Craigslist, I’m beginning to find, is something quite different. It has that snippet or scream of fantasy about it– wish-fulfilling. At the same time, it’s an Asian market in the middle of rush hour, with everyone screaming at you to look at their wares. CAPS LOCK HERE CAPS LOCK THERE GET YOUR FOOD TRUCK JOB GET YOUR RED BULL JOB GET THAT JOB YOU ALWAYS DREAMED OF BUT KNEW YOU COULDN’T DO.

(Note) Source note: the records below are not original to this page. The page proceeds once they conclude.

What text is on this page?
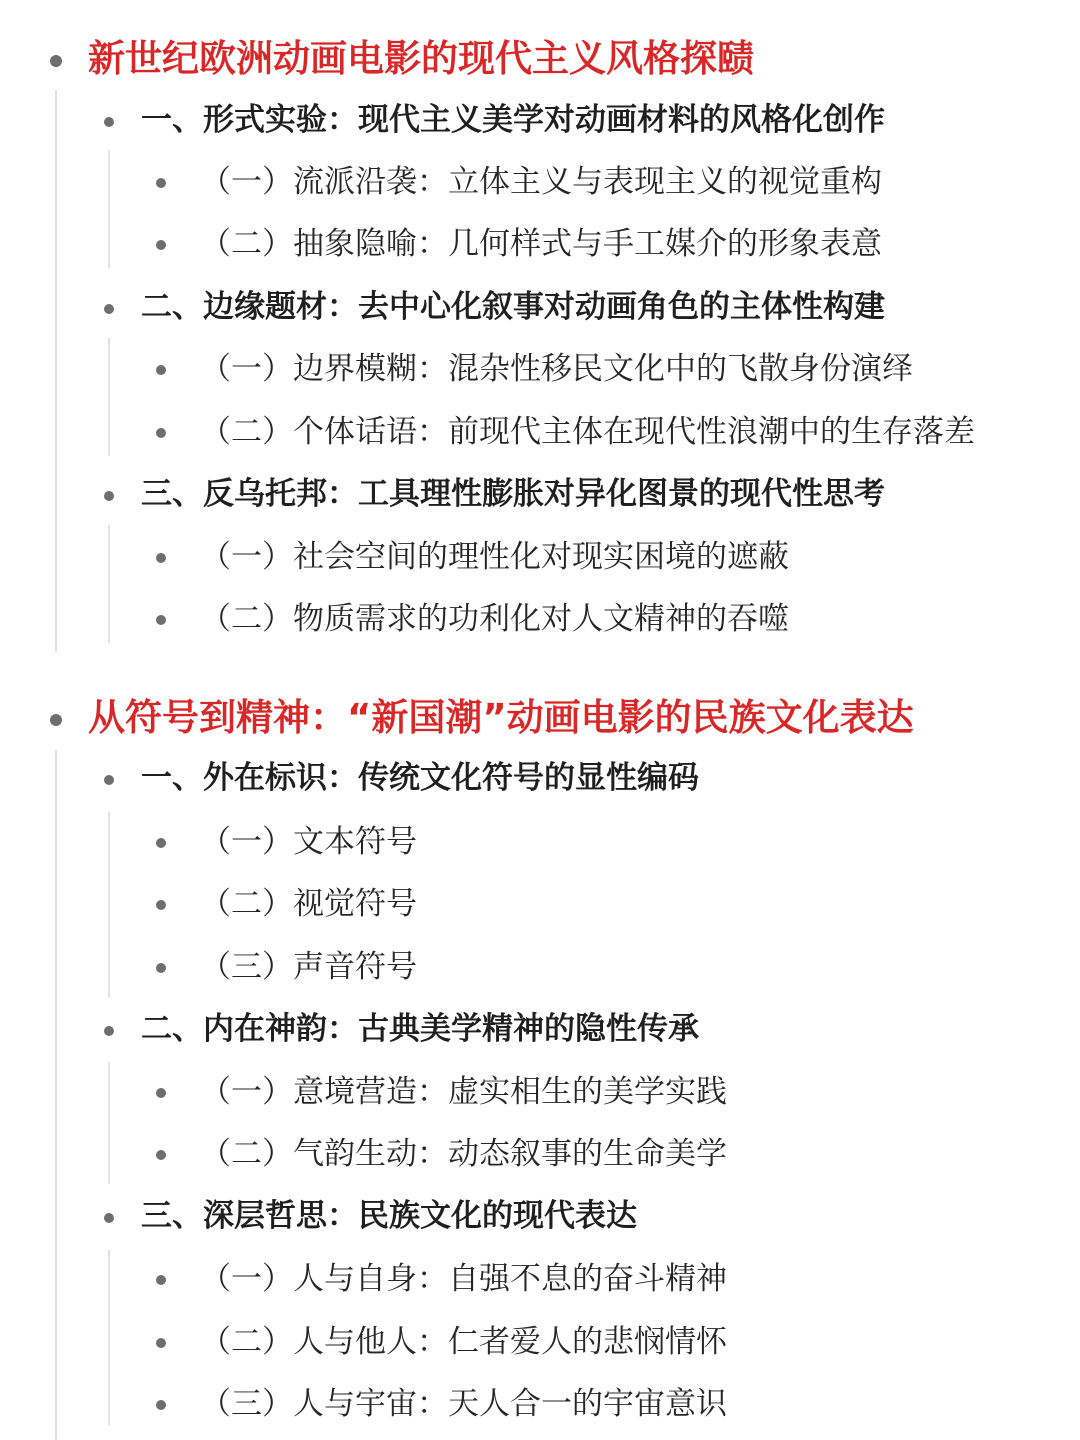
新世纪欧洲动画电影的现代主义风格探赜
一、形式实验：现代主义美学对动画材料的风格化创作
（一）流派沿袭：立体主义与表现主义的视觉重构
（二）抽象隐喻：几何样式与手工媒介的形象表意
二、边缘题材：去中心化叙事对动画角色的主体性构建
（一）边界模糊：混杂性移民文化中的飞散身份演绎
（二）个体话语：前现代主体在现代性浪潮中的生存落差
三、反乌托邦：工具理性膨胀对异化图景的现代性思考
（一）社会空间的理性化对现实困境的遮蔽
（二）物质需求的功利化对人文精神的吞噬
从符号到精神：“新国潮”动画电影的民族文化表达
一、外在标识：传统文化符号的显性编码
（一）文本符号
（二）视觉符号
（三）声音符号
二、内在神韵：古典美学精神的隐性传承
（一）意境营造：虚实相生的美学实践
（二）气韵生动：动态叙事的生命美学
三、深层哲思：民族文化的现代表达
（一）人与自身：自强不息的奋斗精神
（二）人与他人：仁者爱人的悲悯情怀
（三）人与宇宙：天人合一的宇宙意识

There’s something deeply sinister about most adds on that site, like any that aren’t manual labor jobs (Collegepropainters anyone?) are a bargain with the Devil, and you’re not really sure what you might get or where it might lead you. Of the something like fifteen to twenty emails I’ve sent, the only one that replied back to me was also the one that seemed most unattainable: a professional blog job for a marketing company that “liked my enthusiasm”. They said they were a company which would “revolutionize” the medium of job hunting through a new video resume system. The website– my business-savy friend assured me– was legit. The offer? Maybe not. It’s hard to say. Maybe I’m growing a bit pessimistic, but I do find it a little hard to believe they’d be interested in a not-even-graduated college kid without any experience. The opportunity began to fall apart at its own seams the more I pulled at it.
The internet has done to craigslist what it has already done to porn: turning a rather niche and sullied market (in this case, your local newspaper’s Wanted Adds) into a thriving pulse of the digital body. And it still has that yellow-stained wanted add kind of feel to it: in fifteen years of thriving business, it maintains that white background and eye-bleeding blue font. And I keep scrolling. Because in the end, what more do I have? Every new click is a new promise. And that’s what keeps us all there– whether or not any of us actually find a job on this goddamn platform.